The University's Materials Research Science and Engineering Center, which is among the longest continually funded materials research centers in the country, has received a six-year, $15.6 million grant from the National Science Foundation (NSF).
The center, which integrates educational activities with a scientific research program, is one of eight Materials Research Science and Engineering Centers in the nation to be funded by the NSF this year.
The Northwestern University Materials Research Science and Engineering Center (NU-MRSEC) advances world-class materials research, education and outreach through active interdisciplinary collaborations within the center and with external partners in academia, industry, national laboratories and museums, both domestically and abroad.
"Northwestern has cultivated a culture of interdisciplinary collaboration among faculty across different departments for nearly six decades," said center director Mark C. Hersam, the Walter P. Murphy Professor in Materials Science and Engineering at Northwestern's McCormick School of Engineering.
"Reflecting this tradition, the proposed NU-MRSEC draws faculty from seven departments across two schools at Northwestern, along with key partnerships with DePaul University, Argonne National Laboratory and the National High Magnetic Field Laboratory at Florida State University," Hersam said.
The intellectual merit of the NU-MRSEC resides primarily within its two complementary interdisciplinary research groups: one that explores reconfigurable nanoelectronic materials systems with potential applications in neuromorphic, or brain-like, computing, and another that aims to discover new inorganic materials with unconventional combinations of properties — such as high electrical conductivity and low thermal conductivity — by integrating synthesis, characterization and computational methods.

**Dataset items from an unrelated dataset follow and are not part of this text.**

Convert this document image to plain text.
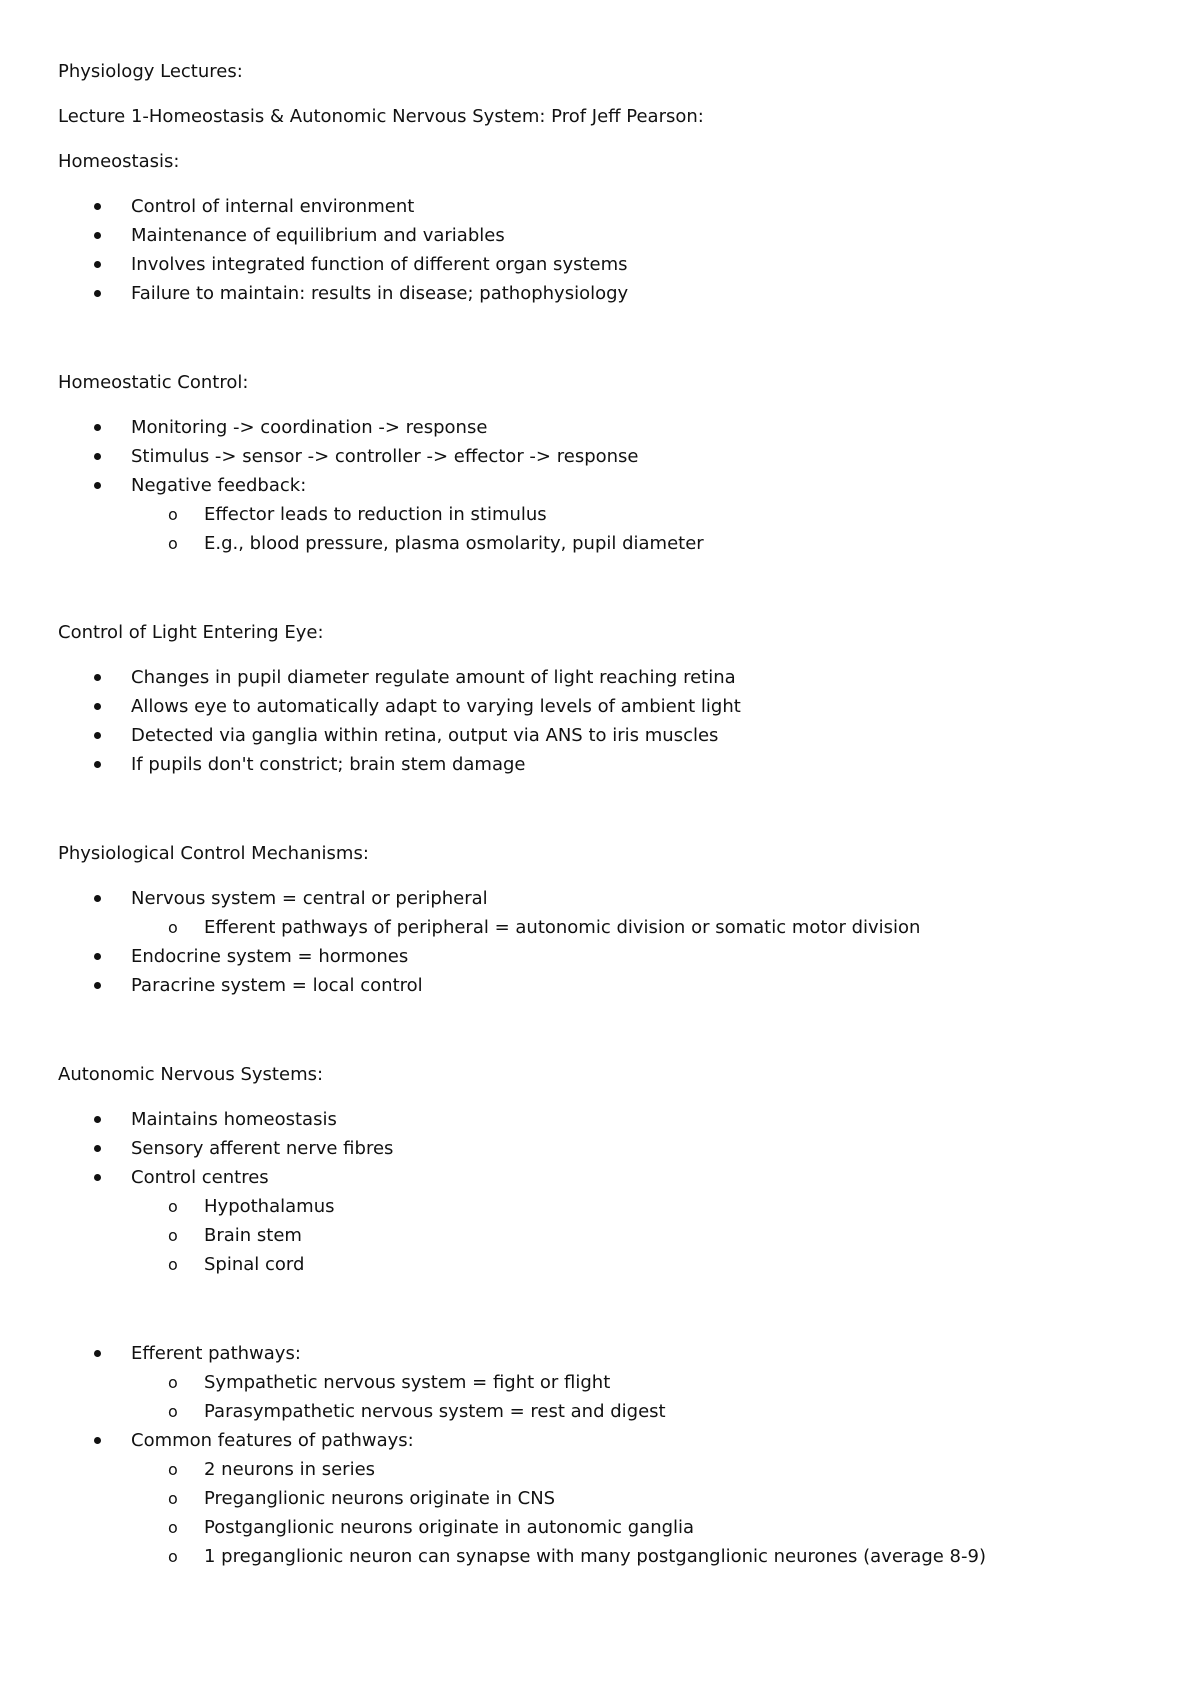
Physiology Lectures:

Lecture 1-Homeostasis & Autonomic Nervous System: Prof Jeff Pearson:

Homeostasis:

Control of internal environment
Maintenance of equilibrium and variables
Involves integrated function of different organ systems
Failure to maintain: results in disease; pathophysiology

Homeostatic Control:

Monitoring -> coordination -> response
Stimulus -> sensor -> controller -> effector -> response
Negative feedback:
o Effector leads to reduction in stimulus
o E.g., blood pressure, plasma osmolarity, pupil diameter

Control of Light Entering Eye:

Changes in pupil diameter regulate amount of light reaching retina
Allows eye to automatically adapt to varying levels of ambient light
Detected via ganglia within retina, output via ANS to iris muscles
If pupils don't constrict; brain stem damage

Physiological Control Mechanisms:

Nervous system = central or peripheral
o Efferent pathways of peripheral = autonomic division or somatic motor division
Endocrine system = hormones
Paracrine system = local control

Autonomic Nervous Systems:

Maintains homeostasis
Sensory afferent nerve fibres
Control centres
o Hypothalamus
o Brain stem
o Spinal cord
Efferent pathways:
o Sympathetic nervous system = fight or flight
o Parasympathetic nervous system = rest and digest
Common features of pathways:
o 2 neurons in series
o Preganglionic neurons originate in CNS
o Postganglionic neurons originate in autonomic ganglia
o 1 preganglionic neuron can synapse with many postganglionic neurones (average 8-9)
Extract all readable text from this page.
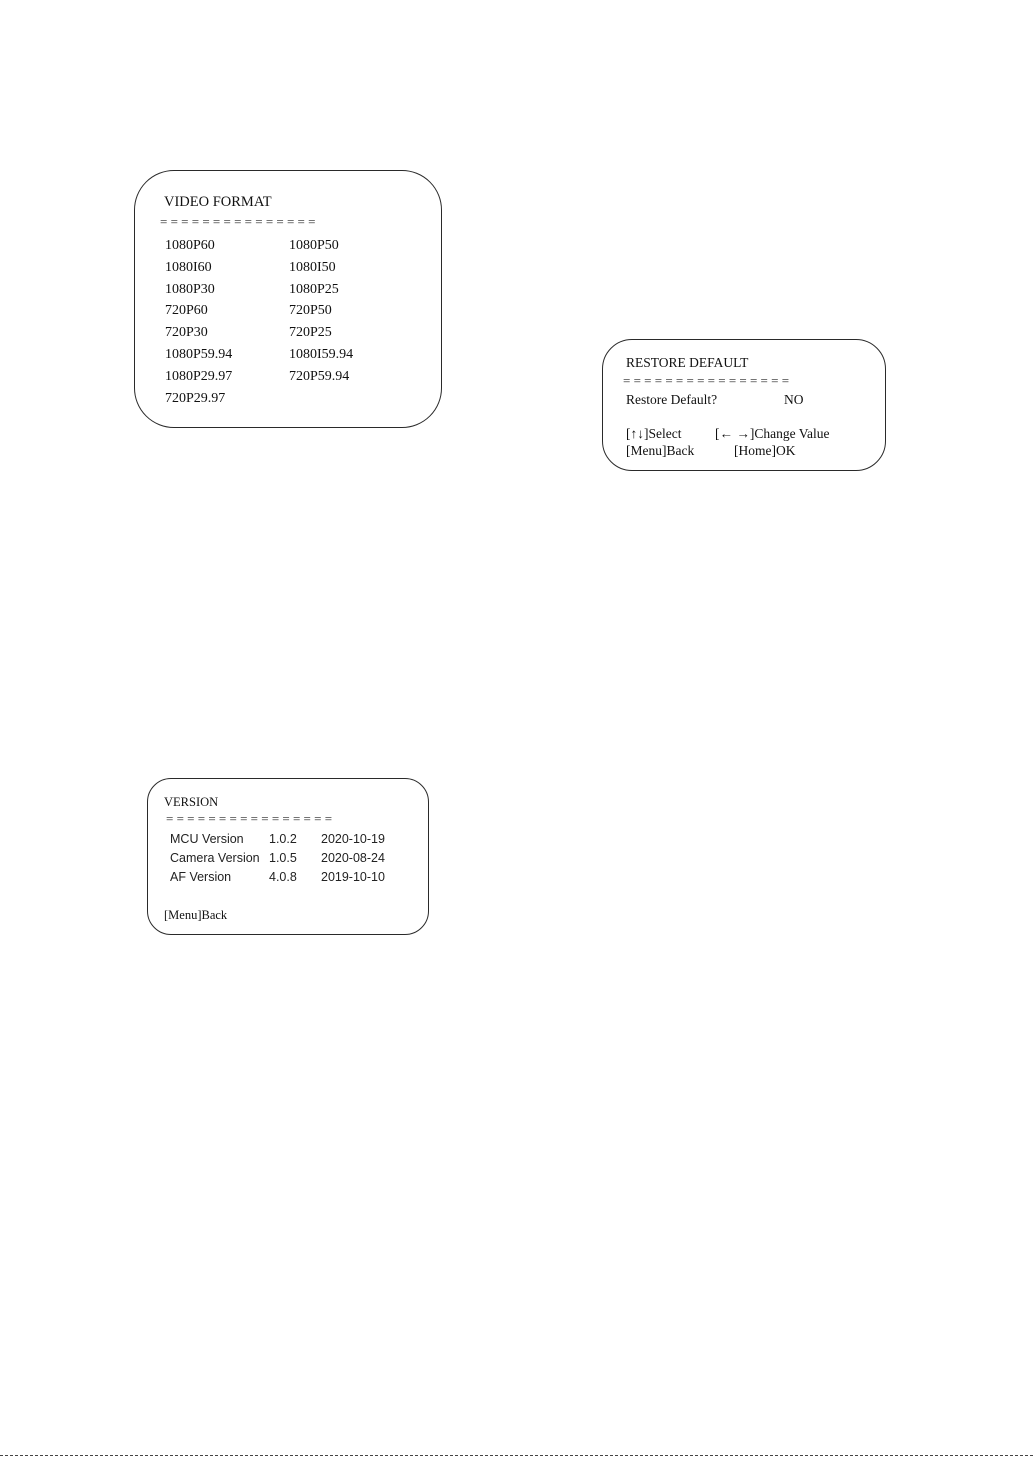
VIDEO FORMAT
= = = = = = = = = = = = = = =
1080P60	1080P50
1080I60	1080I50
1080P30	1080P25
720P60	720P50
720P30	720P25
1080P59.94	1080I59.94
1080P29.97	720P59.94
720P29.97
RESTORE DEFAULT
= = = = = = = = = = = = = = = =
Restore Default?	NO
[↑↓]Select [← →]Change Value
[Menu]Back	[Home]OK
VERSION
= = = = = = = = = = = = = = = =
MCU Version 1.0.2 2020-10-19
Camera Version 1.0.5 2020-08-24
AF Version	4.0.8 2019-10-10
[Menu]Back
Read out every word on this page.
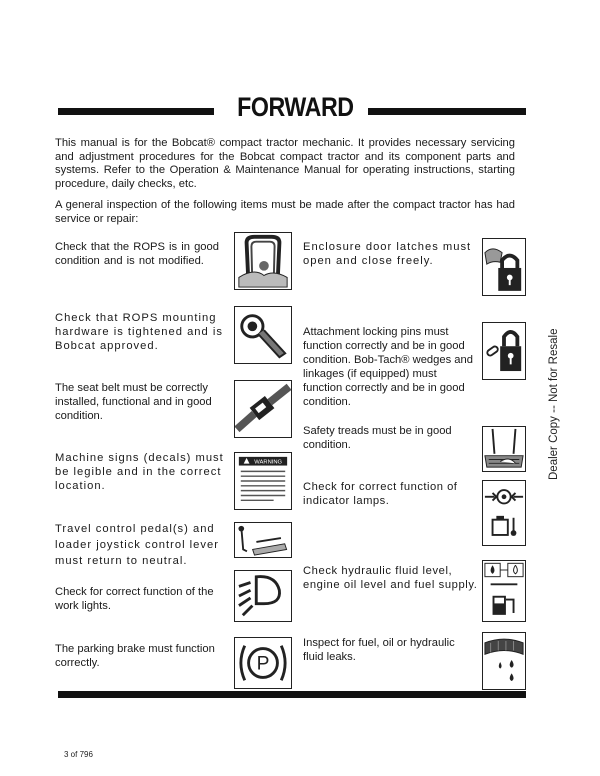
FORWARD

This manual is for the Bobcat® compact tractor mechanic. It provides necessary servicing and adjustment procedures for the Bobcat compact tractor and its component parts and systems. Refer to the Operation & Maintenance Manual for operating instructions, starting procedure, daily checks, etc.

A general inspection of the following items must be made after the compact tractor has had service or repair:

Check that the ROPS is in good condition and is not modified.
Check that ROPS mounting hardware is tightened and is Bobcat approved.
The seat belt must be correctly installed, functional and in good condition.
Machine signs (decals) must be legible and in the correct location.
WARNING
Travel control pedal(s) and loader joystick control lever must return to neutral.
Check for correct function of the work lights.
The parking brake must function correctly.	P
Enclosure door latches must open and close freely.
Attachment locking pins must function correctly and be in good condition. Bob-Tach® wedges and linkages (if equipped) must function correctly and be in good condition.
Safety treads must be in good condition.
Check for correct function of indicator lamps.
Check hydraulic fluid level, engine oil level and fuel supply.
Inspect for fuel, oil or hydraulic fluid leaks.
Dealer Copy -- Not for Resale
3 of 796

The NU-MRSEC will also support seed projects to take advantage of emerging research opportunities.
Center members also transfer research results into new technologies and industries, as well as use the process of discovery as a powerful teaching tool in the classroom and community.
"The center has a strong track record of transitioning its fundamental materials discoveries to successful commercial outcomes, including seven startup companies with nearly 300 employees in the previous funding period," Hersam said.
The NU-MRSEC introduces the latest developments from its interdisciplinary research groups to the general public and students at all levels, including K-12, undergraduate, graduate and postdoctoral fellows. In addition to its long-running Research Experience for Undergraduates (REU) program, the center is currently developing a new REU+ program for underrepresented participants from small colleges to attend Northwestern as domestic exchange students during the academic year.
In addition to its pioneering research and educational endeavors, the NU-MRSEC oversees and provides support for 18 shared facilities and laboratories comprising 25,000 square feet of space on campus.
"Overall, the center provides training and access to more than 175 different instruments to both on-campus and external users," Hersam said. "This directly affects 600 members of the Northwestern community and 125 external institutions."